OGR, Ctypes, and Cython, Again

My previous benchmarks were made using the original recipe ogr.py module from GDAL 1.3.2. I saw some numbers that compelled me to try to new Python bindings from GDAL 1.4.3. Here are the new results (same benchmark code) on that same machine:

sean@lenny:~/Projects$ python ogre_benchmark.py
Refinery (with ctypes)
4994133.40 usec/pass

Ogre (Cython/Pyrex)
593522.91 usec/pass

ogr.py (next generation bindings)
594103.50 usec/pass

Howard Butler's new bindings for 1.4.3 are about 15 times faster at this task than the old bindings for 1.3.2. I had no idea that performance was so improved. That's great news for people who want to keep using programs based on ogr.py. You'll notice that Ogre itself is 15% faster today thanks to conversion of some Python statements to C. I feel like I'm starting to know my way around Pyrex and Cython and can squeeze out some higher performance yet.

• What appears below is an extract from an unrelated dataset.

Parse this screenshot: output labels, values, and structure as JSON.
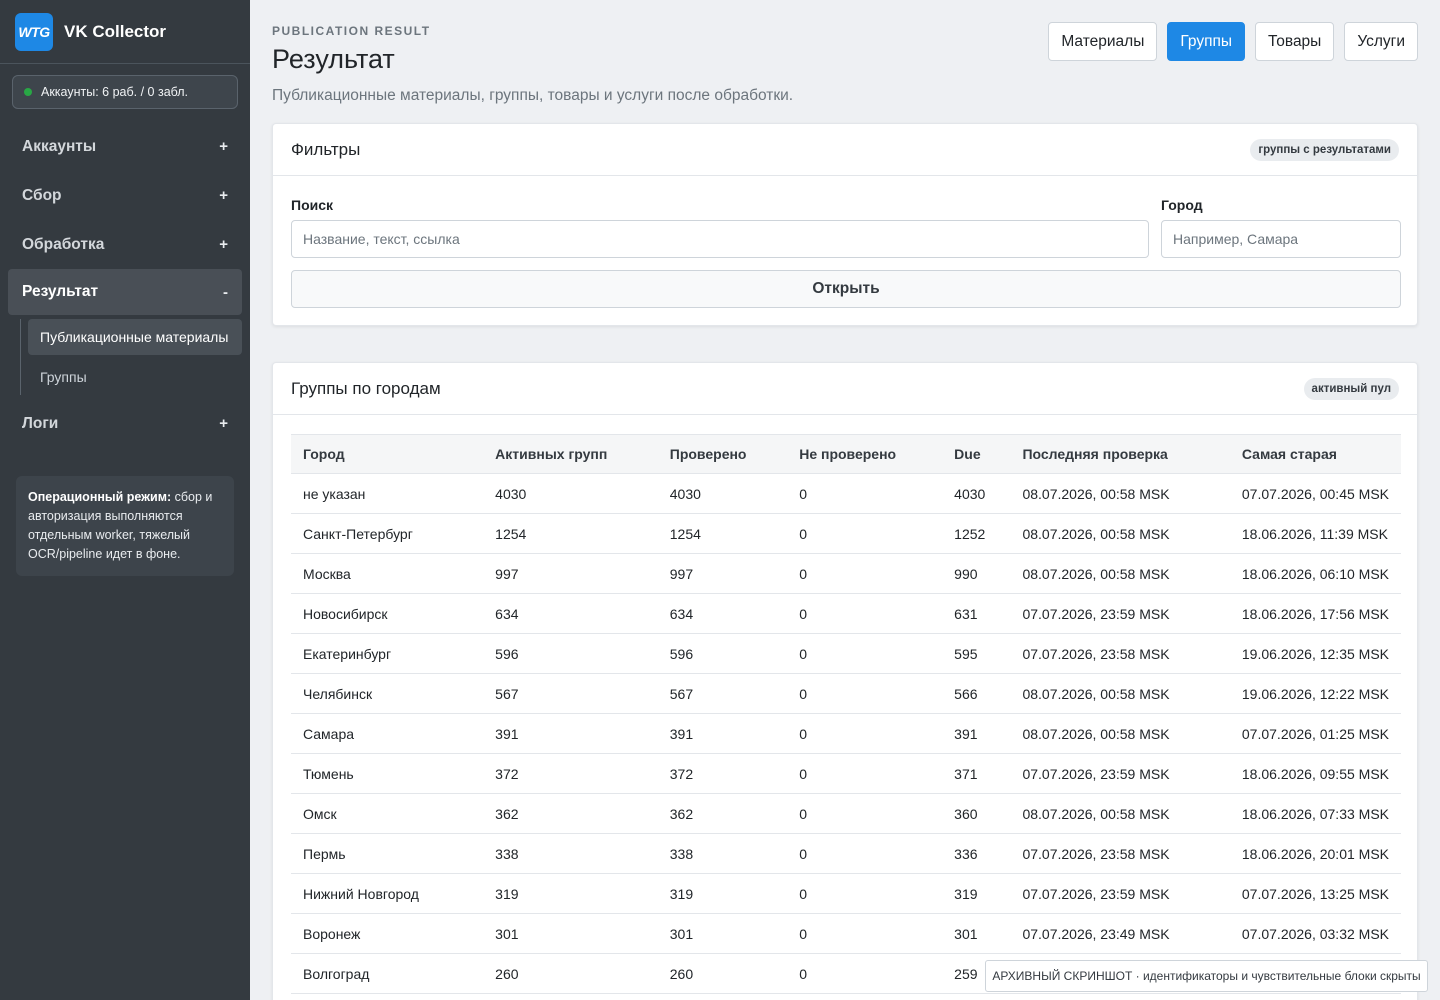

Ogre is as quick as the latest and greatest ogr.py, and does more work at the same price. For each collection iteration, Ogre is marshaling the OGR layer definitions into a collection schema, and marshals every OGR feature into a GeoJSON-like data structure using the collection object hook. Even with that overhead, Ogre is as fast as ogr.py. Remove the extras and it compares to ogr.py like this:

sean@lenny:~/Projects$ python ogre_benchmark.py
Ogre (no auto schema, no object hook)
443894.31 usec/pass

ogr.py (next generation bindings)
588154.32 usec/pass

That's 25% faster. Not bad at all, considering that better performance was never my motivation.